Liebes Jurafuchs-Team! Bitte nehmt mir folgende Kritik nicht übel. Überall bemüht Ihr Euch um äußerste political correctness. Dazu passt es nicht, dass in den Fällen neuerdings jeder ältere Mensch Opi oder Omi genannt wird. Altersdiskriminierung ist auch eine unerwünschte Diskriminierung und zunehmend relevant, da die Gesellschaft bekanntlich derzeit immer älter wird.

Lukas_Mengestu

Lukas_Mengestu

2.6.2023, 11:08:37

Hallo Johannes, lieben Dank für Deinen Hinweis! Keine Sorge, wir finden Feedback (auch kritisches) stets bereichernd und lernen gerne dazu. In der Tat sind wir der Überzeugung, dass der gezielte Einsatz von Sprache und die Repräsentation unserer vielfältigen Gesellschaft wichtig ist. Näheres hierzu, insbesondere den Schäden von eindimensionalen, klassischen Jurafällen, haben wir einmal in unseren FAQ zusammengefasst (https://www.jurafuchs.de/faq/warum-sind-die-jurafuchs-lerninhalte-gender-und-diversitaetssensibel/).
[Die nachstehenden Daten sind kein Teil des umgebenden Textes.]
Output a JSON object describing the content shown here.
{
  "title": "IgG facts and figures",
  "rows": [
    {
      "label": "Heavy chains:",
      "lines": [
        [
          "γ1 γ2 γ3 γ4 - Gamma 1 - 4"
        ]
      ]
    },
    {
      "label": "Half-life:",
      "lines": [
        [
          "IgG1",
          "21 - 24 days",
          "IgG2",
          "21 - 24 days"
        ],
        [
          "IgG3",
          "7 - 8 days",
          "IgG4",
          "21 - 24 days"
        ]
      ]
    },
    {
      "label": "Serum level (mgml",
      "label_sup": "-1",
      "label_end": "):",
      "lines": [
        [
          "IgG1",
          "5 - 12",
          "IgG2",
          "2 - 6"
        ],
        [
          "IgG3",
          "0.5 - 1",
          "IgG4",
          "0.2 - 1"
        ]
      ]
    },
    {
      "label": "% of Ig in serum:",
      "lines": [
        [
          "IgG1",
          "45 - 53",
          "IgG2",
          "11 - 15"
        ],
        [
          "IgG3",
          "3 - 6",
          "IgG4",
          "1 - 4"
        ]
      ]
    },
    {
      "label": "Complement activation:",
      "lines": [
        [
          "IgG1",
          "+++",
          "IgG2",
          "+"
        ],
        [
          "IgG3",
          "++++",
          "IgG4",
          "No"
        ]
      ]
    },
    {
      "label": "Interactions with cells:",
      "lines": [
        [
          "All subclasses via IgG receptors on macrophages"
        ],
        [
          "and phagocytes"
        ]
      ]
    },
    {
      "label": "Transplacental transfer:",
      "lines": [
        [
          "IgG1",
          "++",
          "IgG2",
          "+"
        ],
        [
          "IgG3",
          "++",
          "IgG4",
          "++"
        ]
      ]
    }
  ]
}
Wir lernen natürlich täglich dazu und der Fall auf den Du Dich hier beziehst, stammt noch aus 2020, also quasi den Kindertagen von Jurafuchs. Es handelt sich dabei also nur bedingt um ein „neues“ Phänomen. Ob die Verwendung des Begriffes „Opi“ tatsächlich diskriminierend wirkt, darüber lässt sich sicherlich trefflich diskutieren. Im allgemeinen Sprachgebrauch wird es primär als Kosewort für Opa bzw. als liebevoll/scherzhafte Bezeichnung für einen älteren Mann gebraucht (vgl. https://www.duden.de/rechtschreibung/Opi). Für eine abwertende, diskriminierende Verwendung würde man wohl eher auf das stärkere "Opa" („Mach mal Platz, Opa!“) zurückgreifen. Da das Alter für diesen Fall aber gänzlich ohne Relevanz ist, haben wir dies hier aus dem Sachverhalt gestrichen. Beste Grüße, Lukas - für das Jurafuchs-Team

NI

Nilson2503

9.10.2023, 22:19:40

Dieser Moment wenn man trotz stressiger Examensvorbereitung scheinbar noch genügend Energie hat, sich über haltlosen sprachlichen Nonsens aufzuregen. Ich empfehle ein Zweitstudium für noch mehr inneren Ausgleich :P

JACOB

Jacob

31.8.2023, 17:13:10

Hat auch L einen (zum Beispiel arbeitsrechtlichen) Anspruch gegen U?